A proposito di startup e di giovani: una regione sempre alle prese con il ricambio generazionale?

«Questo è veramente il dito sulla piaga, il grande cruccio del sistema industriale delle Marche. Ma è un po’ anche colpa delle vecchie generazioni che non si vogliono tirare indietro. È vero che i capelli bianchi fanno esperienza, ma è anche vero che i giovani vanno messi alla prova perché hanno idee ed hanno forza. Bisogna magari controllarli e correggerli stando un passo indietro, ma bisogna dargli spazio».

Una regione basata su una reticolato di piccole e medie imprese: da forza a debolezza?

«Adesso piccolo non è più bello, bisogna far entrare i capitali all’interno delle aziende al fine di poter crescere. Occorre anche favorire le aggregazioni e comunque le reti di impresa per aumentare di dimensione e diventare più competitivi. Il problema del cognome come simbolo di una azienda in questo momento non ha più senso, perché l’imprenditore deve anche pensare al suo ruolo sociale, ai posti di lavoro. Non bisogna essere gelosi della propria azienda».

Un cavaliere del lavoro di questa regione ha affermato che senza i piccoli e senza l’artigianato le grandi aziende diventano delle cattedrale nel deserto. Lei cosa dice?

«Devo dire che l’imprenditoria marchigiana è molto attenta sotto questo profilo nel senso che vuole salvaguardare tutto il mondo dei terzisti, compresi gli artigiani. Questo avviene anche garantendo, e tanti imprenditori lo stanno facendo, con le banche e con le lettere di credito. È anche molto diffuso, e sta prendendo sempre più piede il fatto di non avere più un solo subfortinore, ma dividere fra tanti: questa diventa una salvaguardia per tutta la filiera che sta dietro alle industrie che corrono maggiormente». Il sistema industriale marchigiano sta dando segni di assestamento sotto il profilo produttivo: dato questo che emerge confrontando anche i numeri della cassa integrazione che sono dimezzati rispetto allo stesso periodo del 2015. Ma resta in grandissima sofferenza tutto il settore dell’artigianato che fa segnare un più 135% rispetto allo scorso anno. Resta al palo invece il mercato del lavoro che non torna a produrre risultati. Cosa curiosa dell’andamento del dato marchigiano, soprattutto per quello che riguarda l’export, è questo: ad incidere tantissimo, facendo schizzare i dati sopra la media nazionale, è l’industria farmaceutica che ha due grandi insediamenti: la multinazionale Pfizer nell’ascolano e l’Angelini di Ancona.
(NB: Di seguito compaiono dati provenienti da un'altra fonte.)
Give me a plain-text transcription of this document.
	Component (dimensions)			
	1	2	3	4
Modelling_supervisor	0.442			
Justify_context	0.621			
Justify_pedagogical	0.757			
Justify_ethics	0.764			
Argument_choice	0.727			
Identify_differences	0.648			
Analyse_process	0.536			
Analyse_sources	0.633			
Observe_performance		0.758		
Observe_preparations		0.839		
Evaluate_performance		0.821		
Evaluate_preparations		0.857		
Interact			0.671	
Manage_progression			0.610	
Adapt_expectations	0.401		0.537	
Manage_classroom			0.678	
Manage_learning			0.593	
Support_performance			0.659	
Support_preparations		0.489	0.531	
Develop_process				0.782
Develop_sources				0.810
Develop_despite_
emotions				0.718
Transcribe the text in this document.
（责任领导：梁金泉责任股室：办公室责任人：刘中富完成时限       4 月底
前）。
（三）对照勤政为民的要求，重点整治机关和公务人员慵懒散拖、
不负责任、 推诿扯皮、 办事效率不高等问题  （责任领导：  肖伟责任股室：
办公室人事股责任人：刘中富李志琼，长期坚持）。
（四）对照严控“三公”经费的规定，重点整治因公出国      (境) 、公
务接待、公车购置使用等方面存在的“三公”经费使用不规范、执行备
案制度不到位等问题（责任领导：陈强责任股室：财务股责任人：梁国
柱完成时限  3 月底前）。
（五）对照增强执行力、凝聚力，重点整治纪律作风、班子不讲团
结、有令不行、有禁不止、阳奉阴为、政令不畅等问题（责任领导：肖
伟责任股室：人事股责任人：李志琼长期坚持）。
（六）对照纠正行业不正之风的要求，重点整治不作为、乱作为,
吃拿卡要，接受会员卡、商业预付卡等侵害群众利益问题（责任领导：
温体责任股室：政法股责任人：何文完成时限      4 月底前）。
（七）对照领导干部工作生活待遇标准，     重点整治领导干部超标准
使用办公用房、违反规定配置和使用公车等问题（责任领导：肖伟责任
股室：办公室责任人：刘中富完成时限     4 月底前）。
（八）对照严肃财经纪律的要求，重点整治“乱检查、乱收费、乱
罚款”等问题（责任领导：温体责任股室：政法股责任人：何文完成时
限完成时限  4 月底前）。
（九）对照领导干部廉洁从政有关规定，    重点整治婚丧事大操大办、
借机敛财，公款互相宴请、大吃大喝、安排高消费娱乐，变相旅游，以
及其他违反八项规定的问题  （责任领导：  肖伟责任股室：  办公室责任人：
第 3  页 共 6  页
La locomotiva farmaceutica

L’export dell’industria farmaceutica fa schizzare i dati sopra la media nazionale grazie alla Pfizer e all’Angelini di Ancona.

La stagnazione del mercato russo

Il crollo del rublo e del prezzo del petrolio hanno fiaccato l’export del lusso verso quell’area.

Nell’artigianato cig in crescita: + 135%

Grande sofferenza dell’artigianato che fa segnare un più 135% di ricorso alla cig rispetto allo scorso anno.